Pensei na Cordilheira dos Andes e nos meus primos pinguins ali no Canal Beagle, paguei a conta me dando por satisfeito, pelo menos eu voltaria ao hotel com a temperatura amena de quando cheguei e poderia economizar no almoço e jantar dos próximos sete dias para compensar o preço da centolla. Também fiquei feliz porque era sábado de madrugada e no caminho até o hotel talvez houvessem ushuaianas de vestidos longos e cabelos vermelhos andando pela rua.

Mas quando botei minhas patas para fora do restaurante, pude jurar ter sentido todos os meus dedinhos do pé congelarem. Desisti de voltar olhando para as Xenas do pólo sul, a centolla-garçonete diz que vai me pedir um táxi local, retorna em seguida dizendo que a esta hora pode demorar.

Na rua não tem sequer uma gaivota e só para pagar minha extensa burrice centolliana resolvo voltar andando para o hotel em peregrinação.

Agora são quinze quadras ao norte, meio trôpego da cerveja, meio injuriado da centolla, meio inerte da beleza da garçonete, mas tudo isso só pude observar e refletir muito depois, porque naquele momento eu não sentia sequer os meus dedos gordinhos. Eu tentava andar, mas o vento gelado me empurrava para trás e devo ter levado 20 minutos para atravessar uma única quadra.

Foi quando reparei que eu estava andando de lado igualzinho a uma centolla gorda.

Entre uma quadra e outra, a rajada de vento praticamente me empurrava e agradeci a mim mesmo por ser pançudo, pois de outro modo talvez saísse voando dali em direção ao mar ou ao reino das centollas no pólo sul.

Cada passo se transformou numa batalha, meu nariz transformou-se num freezer e fiquei com vontade de tirar uma catota para ver se ia sair neve, mas não conseguia sequer tirar minhas mãos do bolso do casaco com medo que os dedinhos virassem picolé de gordura com unhas roídas.

Quando completei cinco quadras, era algo em torno de 3h da manhã e a rua principal da cidade continuava deserta, não havia uma alma viva – e se houvesse eu provavelmente não enxergaria, porque meus olhos de mongol mal conseguiam se abrir, não sei se exatamente pelo álcool ou pelo vento gelado.
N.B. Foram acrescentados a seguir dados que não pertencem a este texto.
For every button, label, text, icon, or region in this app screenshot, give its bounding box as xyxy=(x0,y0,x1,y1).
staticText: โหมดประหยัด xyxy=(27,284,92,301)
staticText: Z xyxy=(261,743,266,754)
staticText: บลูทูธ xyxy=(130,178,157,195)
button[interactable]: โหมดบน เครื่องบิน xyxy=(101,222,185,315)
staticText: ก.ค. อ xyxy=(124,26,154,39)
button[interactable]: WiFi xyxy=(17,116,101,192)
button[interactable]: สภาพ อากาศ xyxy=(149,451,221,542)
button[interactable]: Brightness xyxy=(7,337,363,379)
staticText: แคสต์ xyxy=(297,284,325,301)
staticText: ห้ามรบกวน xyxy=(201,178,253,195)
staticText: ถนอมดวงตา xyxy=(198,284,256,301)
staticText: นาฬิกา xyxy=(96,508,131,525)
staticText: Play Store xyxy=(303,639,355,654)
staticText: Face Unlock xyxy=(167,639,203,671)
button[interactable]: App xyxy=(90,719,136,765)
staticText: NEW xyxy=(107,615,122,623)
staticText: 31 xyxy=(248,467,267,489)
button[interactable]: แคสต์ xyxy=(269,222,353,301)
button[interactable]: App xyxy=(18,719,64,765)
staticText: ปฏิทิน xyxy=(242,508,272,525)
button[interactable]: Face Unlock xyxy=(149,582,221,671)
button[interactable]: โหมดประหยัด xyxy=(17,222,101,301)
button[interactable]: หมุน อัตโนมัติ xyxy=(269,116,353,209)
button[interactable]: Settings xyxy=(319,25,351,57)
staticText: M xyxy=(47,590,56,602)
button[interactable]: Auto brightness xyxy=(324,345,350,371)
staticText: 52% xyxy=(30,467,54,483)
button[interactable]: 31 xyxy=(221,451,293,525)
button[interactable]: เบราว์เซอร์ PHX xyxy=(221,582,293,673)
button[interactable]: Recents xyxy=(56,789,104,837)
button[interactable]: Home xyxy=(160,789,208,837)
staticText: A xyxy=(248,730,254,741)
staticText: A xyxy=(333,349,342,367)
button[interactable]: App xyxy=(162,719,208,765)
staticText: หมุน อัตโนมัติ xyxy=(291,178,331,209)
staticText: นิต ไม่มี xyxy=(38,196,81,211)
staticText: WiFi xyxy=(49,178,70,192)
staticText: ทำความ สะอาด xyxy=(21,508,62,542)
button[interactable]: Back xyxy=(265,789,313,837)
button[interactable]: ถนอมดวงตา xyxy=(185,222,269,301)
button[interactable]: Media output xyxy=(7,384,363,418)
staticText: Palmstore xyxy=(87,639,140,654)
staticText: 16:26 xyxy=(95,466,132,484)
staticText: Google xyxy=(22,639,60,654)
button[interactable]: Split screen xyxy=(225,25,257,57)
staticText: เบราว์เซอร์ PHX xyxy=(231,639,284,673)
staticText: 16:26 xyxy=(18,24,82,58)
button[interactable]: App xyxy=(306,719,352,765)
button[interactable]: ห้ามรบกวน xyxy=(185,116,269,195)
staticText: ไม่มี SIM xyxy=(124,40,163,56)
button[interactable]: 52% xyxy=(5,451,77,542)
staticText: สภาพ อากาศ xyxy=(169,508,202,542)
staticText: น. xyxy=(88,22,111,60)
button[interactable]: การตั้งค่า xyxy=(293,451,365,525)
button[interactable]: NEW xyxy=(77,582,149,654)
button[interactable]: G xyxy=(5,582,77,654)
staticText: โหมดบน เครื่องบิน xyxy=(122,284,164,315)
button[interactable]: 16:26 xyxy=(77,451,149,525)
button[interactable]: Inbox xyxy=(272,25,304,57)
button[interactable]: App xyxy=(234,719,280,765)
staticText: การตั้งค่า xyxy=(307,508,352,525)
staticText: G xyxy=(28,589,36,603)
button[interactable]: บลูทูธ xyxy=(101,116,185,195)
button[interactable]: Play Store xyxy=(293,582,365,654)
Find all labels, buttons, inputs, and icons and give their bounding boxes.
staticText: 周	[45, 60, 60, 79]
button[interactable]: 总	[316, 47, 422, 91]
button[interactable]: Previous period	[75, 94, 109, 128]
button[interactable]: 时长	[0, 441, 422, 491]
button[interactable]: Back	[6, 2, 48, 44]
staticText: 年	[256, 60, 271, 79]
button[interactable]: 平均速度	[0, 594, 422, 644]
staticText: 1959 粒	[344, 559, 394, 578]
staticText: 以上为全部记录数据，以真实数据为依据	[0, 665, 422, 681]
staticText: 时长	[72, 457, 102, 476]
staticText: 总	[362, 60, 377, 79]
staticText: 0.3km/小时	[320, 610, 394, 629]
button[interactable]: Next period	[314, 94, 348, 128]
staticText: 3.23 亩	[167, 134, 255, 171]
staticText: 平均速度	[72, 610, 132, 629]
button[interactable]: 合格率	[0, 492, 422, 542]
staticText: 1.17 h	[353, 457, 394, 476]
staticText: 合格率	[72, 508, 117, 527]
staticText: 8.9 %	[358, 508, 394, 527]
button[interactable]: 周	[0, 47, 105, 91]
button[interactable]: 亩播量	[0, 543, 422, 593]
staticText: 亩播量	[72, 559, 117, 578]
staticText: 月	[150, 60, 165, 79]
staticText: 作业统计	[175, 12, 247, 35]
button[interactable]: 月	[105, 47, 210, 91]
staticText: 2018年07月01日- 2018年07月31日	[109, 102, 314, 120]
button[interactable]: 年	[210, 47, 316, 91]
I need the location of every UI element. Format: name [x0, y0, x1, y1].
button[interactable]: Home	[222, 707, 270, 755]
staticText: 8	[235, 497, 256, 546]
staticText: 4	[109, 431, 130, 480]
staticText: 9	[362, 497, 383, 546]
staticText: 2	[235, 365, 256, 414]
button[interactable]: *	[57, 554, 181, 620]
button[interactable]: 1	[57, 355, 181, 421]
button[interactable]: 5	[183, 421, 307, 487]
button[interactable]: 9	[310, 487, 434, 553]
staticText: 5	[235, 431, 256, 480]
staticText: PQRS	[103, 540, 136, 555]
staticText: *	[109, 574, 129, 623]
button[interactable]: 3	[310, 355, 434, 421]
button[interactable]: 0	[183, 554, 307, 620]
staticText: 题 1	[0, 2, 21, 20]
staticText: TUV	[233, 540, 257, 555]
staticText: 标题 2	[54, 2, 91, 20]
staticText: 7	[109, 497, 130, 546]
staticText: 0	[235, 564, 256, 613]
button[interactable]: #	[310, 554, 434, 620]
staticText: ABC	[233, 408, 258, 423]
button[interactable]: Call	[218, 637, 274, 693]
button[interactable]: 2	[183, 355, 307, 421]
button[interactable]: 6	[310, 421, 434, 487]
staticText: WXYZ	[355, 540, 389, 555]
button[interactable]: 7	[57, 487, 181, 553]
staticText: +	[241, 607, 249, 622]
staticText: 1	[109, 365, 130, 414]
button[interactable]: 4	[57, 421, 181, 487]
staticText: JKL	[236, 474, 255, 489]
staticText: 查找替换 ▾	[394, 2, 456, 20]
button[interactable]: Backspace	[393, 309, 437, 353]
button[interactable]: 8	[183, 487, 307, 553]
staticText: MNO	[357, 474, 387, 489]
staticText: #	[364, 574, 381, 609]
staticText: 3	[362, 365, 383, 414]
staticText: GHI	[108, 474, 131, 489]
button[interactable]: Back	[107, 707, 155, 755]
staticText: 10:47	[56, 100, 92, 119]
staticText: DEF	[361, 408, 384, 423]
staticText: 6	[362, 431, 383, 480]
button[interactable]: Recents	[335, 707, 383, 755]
Entre uma quadra e outra havia um vão enorme das pequenas ruas transversais de Ushuaia e era preciso correr por causa da rajada de vento congelante. E assim fui bufando, bufando, bufando, até que me perdi nas contas, não sabia mais em que quadra estava e o hotel tinha virado lenda.

A cada passo, eu só pensava na maldita centolla, quer dizer, na nota preta que gastei para comer patola de caranguejo insossa com vinagrete. Foi quando percebi que estava por trás do hotel, numa rua errada e logo ali naquela esquina vi um desenho de um caranguejo gigante – uma centolla – tipo a 30 metros do hotel, bem ali ao lado, era só ter virado na primeira rua.

Naquele fim de mundo, se eu matasse o recepcionista do hotel com minhas próprias patas talvez ninguém ficasse sabendo, mas novamente contive minha fúria, contei de um até dez, depois de um até o infinito que nem Chuck Norris contaria. Subi a escadaria bufando e grunhindo, os três andares, degrau por degrau, sem fôlego até para bufar.

Desabei na cama do jeito que estava e depois disso a última coisa que lembro é de ter tido a sensação de acordar com um cosquinha na minha barba, abro os olhos vagarosamente e vejo aquela garçonete de avental preto à meia luz, ela se aproxima e consigo ver de perto aquela pele branquinha, macia, cheirosa.

Ela cochicha algo no meu ouvido em castellano que só para variar eu não faço a menor idéia do que seja, não sei como ela conseguiu entrar no meu quarto, mas não vai fazer diferença alguma, eu encosto meu corpo no dela e o quarto vira um microondas, nada mais importa, o avental preto já vôou longe, o sutiã dela cai pelo meu rosto, mas quando eu levanto meu rosto em busca daqueles seios perfeitos dou de cara com duas patolas gigantes de centolla viva apontando para mim.

Acordo gritanto pela senhora minha mãe e prometendo nunca mais pensar em vendê-la no crediário das Casas Bahia. Pelos próximos sete dias comi sanduíche frio de rosbife e não dormi direito com medo de sonhar novamente com seios mutantes que viram patolas de caranguejo gigante.


Foto em destaque:
Ushuaia, Terra do Fogo, Argentina.
Setembro 2009
Nikon D90 | 1/800s | f/7.1 | ISO 200 | 105mm

6 Comments A noite da centolla

  1. Maria José Hansen

    Olá, Rapaz!

    Legal ler textos seus novamente… depois do texto da pilula tive dois garotos LINDOOOOSSS e a vida passaou a ficar muito busy aqui em Oslo.

    Abracão e boa sorte!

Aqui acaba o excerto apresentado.